The Tap

I think most people in probably any creative field, maybe any field altogether, live in fear of the tap. The fear that someone, at some point, especially when we’re experiencing some measure of success is going to tap us on the shoulder and say, “I’m sorry, sir, there’s been some mistake. You’re not supposed to be here, this spot is actually for someone else.”

The more successful, I imagine, a person becomes, the more they must live in constant fear of the tap. And I don’t know if it’s a fear of responsibility or a fear of not being able to top one’s own success. Maybe it’s the fear of not being able to explain how you’ve attained the success at all.

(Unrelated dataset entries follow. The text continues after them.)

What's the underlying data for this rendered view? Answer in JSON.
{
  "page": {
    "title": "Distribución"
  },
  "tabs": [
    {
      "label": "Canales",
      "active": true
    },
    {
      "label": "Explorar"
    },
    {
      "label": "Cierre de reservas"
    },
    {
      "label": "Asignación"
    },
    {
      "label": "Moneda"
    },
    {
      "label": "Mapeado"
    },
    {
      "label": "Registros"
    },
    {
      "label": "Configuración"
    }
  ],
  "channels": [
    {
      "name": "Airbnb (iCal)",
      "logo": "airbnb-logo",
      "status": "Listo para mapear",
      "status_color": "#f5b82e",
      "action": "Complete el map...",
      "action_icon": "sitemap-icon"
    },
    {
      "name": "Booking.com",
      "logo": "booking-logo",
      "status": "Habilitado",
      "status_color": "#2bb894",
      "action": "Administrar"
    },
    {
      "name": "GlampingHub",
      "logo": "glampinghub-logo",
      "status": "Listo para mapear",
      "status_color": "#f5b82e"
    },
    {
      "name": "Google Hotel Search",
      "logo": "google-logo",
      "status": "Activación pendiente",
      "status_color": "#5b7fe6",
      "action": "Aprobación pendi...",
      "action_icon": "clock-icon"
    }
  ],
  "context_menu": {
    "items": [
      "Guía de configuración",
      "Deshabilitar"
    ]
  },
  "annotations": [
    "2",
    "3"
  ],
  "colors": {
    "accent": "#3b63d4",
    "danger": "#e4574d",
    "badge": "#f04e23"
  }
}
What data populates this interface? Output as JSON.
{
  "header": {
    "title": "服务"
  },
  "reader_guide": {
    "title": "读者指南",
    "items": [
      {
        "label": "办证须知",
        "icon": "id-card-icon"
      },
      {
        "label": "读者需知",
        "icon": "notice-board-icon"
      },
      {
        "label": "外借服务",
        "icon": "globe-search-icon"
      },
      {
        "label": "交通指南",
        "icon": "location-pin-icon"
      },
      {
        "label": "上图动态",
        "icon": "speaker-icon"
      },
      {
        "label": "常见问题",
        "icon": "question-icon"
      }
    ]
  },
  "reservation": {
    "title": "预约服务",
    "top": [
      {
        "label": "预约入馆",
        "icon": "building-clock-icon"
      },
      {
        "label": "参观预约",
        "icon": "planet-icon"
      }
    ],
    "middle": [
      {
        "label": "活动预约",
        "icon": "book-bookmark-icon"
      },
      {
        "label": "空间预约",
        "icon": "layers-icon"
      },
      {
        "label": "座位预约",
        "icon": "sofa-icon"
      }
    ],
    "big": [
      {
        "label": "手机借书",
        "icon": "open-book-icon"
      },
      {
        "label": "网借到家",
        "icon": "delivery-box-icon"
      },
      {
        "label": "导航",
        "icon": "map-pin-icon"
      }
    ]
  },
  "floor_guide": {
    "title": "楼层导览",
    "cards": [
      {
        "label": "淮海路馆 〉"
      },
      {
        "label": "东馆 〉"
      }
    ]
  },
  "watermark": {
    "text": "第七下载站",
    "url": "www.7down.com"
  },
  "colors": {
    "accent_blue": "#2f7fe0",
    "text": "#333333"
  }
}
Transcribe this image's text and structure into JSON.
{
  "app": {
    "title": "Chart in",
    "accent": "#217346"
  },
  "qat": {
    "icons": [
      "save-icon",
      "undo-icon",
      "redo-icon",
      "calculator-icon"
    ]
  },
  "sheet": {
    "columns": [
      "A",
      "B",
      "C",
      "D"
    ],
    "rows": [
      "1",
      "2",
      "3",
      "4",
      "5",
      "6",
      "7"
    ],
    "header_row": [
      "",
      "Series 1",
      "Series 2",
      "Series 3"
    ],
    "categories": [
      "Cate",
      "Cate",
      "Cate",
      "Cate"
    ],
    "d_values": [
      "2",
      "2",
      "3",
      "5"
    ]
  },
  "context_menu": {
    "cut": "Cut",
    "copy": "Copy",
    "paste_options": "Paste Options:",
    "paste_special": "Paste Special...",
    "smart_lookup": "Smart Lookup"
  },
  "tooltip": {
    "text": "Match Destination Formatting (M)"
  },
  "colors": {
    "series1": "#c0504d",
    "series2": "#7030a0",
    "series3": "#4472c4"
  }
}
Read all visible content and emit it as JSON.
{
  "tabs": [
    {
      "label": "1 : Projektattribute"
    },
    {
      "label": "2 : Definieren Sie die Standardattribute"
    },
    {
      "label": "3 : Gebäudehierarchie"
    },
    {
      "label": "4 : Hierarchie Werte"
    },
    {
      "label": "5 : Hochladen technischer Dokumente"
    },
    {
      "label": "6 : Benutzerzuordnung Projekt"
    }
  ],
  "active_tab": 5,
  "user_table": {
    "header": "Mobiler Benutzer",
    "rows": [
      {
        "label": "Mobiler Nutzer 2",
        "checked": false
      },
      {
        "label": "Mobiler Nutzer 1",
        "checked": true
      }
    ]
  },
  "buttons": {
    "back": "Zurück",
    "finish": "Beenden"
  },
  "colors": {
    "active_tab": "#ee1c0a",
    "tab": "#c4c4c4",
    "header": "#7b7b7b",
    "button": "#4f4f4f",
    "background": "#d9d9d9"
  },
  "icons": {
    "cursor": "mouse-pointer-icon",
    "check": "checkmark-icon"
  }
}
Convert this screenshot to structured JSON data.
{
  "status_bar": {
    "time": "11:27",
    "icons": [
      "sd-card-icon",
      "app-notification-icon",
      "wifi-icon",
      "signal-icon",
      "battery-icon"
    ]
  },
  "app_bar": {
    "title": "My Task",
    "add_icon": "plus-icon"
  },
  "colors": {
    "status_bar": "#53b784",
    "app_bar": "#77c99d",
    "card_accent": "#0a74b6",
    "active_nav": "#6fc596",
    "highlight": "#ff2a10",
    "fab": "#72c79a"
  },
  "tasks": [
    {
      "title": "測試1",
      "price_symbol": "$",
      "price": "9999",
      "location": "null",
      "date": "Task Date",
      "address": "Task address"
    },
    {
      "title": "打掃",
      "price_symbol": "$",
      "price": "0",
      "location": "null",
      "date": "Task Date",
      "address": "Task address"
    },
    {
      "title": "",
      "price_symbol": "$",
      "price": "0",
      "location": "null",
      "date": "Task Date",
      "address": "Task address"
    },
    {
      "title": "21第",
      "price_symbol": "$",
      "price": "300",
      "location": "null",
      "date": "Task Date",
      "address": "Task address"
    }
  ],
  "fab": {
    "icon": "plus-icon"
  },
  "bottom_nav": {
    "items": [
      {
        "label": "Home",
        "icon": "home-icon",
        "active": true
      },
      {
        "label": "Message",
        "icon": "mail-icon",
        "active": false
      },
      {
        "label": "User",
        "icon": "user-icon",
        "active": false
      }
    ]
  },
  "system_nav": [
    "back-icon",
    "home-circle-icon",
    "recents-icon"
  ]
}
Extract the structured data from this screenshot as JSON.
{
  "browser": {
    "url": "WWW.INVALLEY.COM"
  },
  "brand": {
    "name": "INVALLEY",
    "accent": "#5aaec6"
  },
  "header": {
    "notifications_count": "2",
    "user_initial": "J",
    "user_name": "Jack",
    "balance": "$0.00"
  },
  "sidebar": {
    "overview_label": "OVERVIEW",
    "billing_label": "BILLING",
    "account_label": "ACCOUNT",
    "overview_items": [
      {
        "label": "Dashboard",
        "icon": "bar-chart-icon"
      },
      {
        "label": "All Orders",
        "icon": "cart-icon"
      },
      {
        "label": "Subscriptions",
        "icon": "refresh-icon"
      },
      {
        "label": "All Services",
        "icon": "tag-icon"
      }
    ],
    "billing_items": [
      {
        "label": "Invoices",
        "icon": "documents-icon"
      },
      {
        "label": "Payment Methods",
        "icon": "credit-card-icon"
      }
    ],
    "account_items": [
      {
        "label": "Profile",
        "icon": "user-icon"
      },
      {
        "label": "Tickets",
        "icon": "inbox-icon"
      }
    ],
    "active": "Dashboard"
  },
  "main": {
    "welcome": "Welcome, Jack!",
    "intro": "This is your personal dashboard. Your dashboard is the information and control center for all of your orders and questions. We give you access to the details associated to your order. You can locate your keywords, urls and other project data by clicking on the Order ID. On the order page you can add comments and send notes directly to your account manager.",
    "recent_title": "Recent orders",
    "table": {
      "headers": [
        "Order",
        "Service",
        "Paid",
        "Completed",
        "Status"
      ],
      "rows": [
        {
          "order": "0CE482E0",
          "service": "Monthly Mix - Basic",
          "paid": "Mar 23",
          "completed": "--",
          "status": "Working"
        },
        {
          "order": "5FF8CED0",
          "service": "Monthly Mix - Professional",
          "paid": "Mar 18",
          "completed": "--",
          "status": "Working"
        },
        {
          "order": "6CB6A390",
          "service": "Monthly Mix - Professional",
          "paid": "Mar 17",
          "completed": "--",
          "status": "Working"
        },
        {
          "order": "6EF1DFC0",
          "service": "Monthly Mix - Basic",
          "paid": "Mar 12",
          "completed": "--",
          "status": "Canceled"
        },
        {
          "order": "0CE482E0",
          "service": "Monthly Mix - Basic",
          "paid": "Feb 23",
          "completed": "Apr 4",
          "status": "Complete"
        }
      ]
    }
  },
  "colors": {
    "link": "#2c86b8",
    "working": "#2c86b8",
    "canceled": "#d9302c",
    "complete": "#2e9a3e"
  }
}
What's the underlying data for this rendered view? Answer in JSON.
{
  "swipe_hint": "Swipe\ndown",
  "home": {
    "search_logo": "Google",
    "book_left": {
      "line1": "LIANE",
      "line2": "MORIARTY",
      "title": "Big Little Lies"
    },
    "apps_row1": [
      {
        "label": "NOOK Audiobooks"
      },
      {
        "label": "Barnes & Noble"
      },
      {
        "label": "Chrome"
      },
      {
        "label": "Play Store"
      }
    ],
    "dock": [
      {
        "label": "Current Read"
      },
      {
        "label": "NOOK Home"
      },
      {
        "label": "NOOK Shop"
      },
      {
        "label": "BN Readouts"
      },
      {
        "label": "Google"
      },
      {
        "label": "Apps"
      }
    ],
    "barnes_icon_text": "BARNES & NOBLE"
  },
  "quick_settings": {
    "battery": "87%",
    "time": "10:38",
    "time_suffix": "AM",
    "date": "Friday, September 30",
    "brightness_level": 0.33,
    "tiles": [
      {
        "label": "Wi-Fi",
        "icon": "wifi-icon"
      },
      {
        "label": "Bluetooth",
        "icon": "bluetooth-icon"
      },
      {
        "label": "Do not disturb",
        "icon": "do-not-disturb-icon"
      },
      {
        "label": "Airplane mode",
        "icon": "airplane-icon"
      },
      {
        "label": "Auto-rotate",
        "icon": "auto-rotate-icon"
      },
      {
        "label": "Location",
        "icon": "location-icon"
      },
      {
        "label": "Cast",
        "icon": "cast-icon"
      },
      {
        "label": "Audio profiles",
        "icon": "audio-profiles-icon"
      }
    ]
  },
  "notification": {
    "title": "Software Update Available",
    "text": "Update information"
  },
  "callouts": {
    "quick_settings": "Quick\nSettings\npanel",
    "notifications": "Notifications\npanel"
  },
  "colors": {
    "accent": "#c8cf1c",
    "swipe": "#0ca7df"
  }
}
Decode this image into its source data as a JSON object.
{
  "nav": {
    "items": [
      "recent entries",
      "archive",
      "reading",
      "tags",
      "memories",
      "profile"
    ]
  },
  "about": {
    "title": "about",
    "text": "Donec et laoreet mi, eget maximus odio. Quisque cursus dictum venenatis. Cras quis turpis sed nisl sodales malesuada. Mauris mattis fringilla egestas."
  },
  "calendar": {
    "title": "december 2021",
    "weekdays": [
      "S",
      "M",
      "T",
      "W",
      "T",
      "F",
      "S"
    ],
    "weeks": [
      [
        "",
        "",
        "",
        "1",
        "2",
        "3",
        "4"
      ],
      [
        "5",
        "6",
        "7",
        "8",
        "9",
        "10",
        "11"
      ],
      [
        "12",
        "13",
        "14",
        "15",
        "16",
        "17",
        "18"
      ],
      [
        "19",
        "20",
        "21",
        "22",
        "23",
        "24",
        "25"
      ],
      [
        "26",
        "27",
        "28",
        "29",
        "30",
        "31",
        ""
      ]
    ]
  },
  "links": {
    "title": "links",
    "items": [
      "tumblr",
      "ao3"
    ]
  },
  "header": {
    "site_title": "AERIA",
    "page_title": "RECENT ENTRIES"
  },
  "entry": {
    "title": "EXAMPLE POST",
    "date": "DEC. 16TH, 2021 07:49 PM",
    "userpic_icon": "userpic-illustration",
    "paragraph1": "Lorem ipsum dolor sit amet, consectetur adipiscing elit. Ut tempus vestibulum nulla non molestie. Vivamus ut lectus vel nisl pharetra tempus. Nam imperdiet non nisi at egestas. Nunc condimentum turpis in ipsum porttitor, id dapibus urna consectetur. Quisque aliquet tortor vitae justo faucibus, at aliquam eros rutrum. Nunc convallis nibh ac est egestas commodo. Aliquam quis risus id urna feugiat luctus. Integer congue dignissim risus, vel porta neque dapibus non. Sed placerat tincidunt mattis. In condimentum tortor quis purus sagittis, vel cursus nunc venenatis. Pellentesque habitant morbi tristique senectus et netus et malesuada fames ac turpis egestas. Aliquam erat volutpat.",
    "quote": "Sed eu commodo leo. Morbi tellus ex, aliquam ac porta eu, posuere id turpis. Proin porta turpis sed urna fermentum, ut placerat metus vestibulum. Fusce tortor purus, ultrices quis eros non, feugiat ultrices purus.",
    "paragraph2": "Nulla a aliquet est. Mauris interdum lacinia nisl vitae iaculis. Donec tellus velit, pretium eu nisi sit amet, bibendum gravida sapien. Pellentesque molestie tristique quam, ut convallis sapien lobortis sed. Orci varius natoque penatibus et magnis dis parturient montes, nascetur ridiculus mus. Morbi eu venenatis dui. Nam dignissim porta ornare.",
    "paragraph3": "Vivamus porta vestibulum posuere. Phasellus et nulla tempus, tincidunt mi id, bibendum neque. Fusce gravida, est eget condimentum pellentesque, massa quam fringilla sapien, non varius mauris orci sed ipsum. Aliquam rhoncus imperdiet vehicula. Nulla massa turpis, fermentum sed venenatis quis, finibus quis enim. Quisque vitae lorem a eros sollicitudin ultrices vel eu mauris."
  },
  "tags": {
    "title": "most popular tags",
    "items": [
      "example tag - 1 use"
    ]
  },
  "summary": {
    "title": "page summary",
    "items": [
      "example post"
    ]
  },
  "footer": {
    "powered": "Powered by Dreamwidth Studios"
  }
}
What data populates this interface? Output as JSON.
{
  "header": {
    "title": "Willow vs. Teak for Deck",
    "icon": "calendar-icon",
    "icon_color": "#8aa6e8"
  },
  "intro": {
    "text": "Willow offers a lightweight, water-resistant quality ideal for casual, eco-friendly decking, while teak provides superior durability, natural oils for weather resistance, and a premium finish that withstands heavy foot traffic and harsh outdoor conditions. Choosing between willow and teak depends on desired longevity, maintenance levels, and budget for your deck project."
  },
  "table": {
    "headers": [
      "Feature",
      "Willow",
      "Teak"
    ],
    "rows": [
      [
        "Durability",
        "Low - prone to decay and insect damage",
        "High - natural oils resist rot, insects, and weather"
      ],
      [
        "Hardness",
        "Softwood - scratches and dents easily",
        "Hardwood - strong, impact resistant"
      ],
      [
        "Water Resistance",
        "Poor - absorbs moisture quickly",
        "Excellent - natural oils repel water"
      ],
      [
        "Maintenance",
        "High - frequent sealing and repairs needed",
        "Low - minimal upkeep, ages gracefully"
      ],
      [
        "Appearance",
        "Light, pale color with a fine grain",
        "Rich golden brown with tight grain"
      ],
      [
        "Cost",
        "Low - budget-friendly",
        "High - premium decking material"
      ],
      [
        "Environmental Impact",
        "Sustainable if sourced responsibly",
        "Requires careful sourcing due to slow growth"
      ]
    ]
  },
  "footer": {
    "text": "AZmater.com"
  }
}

In that way, perhaps it’s not fear at all but guilt. Guilt that what you do is somehow beyond the abilities of others who strive for the same thing. Guilt that by whatever natural selection these skills are yours whether you have honed them or not.

I’ve had some measure of success in some of my endeavours. Less in others. I’ve been praised, rewarded and flattered and with this I’ve long lived in fear of the tap. It’s what keeps us striving isn’t it? Hereditary talent or not, it keeps us training, trying, practicing and fighting to prove ourselves.

But prove ourselves to whom? I hadn’t considered that question much. And it’s recently become quite clear:

To the only person who cares about any of this, of course.